The project will make use of the frontier GPlates plate reconstruction software, together with a
number of advanced spatial data analysis and data mining tools for visualising, interacting-with
and quantitatively analysing the various datasets.
Geodynamic controls on ore-deposit formation
Supervisors: Dr Tom Landgrebe, Dr Simon Williams, Dr Derek Wyman (EarthByte Group)
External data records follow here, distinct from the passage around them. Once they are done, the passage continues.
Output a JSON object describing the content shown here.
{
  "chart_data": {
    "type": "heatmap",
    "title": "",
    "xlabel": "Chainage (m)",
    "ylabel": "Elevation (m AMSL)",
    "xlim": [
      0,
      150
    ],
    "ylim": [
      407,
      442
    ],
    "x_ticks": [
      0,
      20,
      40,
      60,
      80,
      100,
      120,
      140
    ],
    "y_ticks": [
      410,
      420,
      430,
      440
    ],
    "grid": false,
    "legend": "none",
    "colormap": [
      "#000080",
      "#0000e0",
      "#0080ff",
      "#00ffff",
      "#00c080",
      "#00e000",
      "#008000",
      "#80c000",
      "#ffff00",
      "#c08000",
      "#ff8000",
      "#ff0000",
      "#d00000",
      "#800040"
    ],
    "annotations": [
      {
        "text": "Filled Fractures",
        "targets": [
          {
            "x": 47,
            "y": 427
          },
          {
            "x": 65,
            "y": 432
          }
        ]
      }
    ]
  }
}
Relationships between metal deposits and both divergent and convergent margin processes
have been known for many decades. However, the challenge still remains to understand the
way in which "geodynamic niches" such as slab windows, rapid convergence, or phases of flatslab subduction, control the formation of ore deposits. The project will make use of the
Earthbyte Group’s global plate model and plate tectonic reconstruction software ‘GPlates’. In
particular, new methodologies being developed within GPlates to model continental
deformation and apply data mining methodologies to analyse the relationship between ore
deposit formation and the geodynamic evolution around the eastern margins of the Pacific
(Andes and North American convergent margins).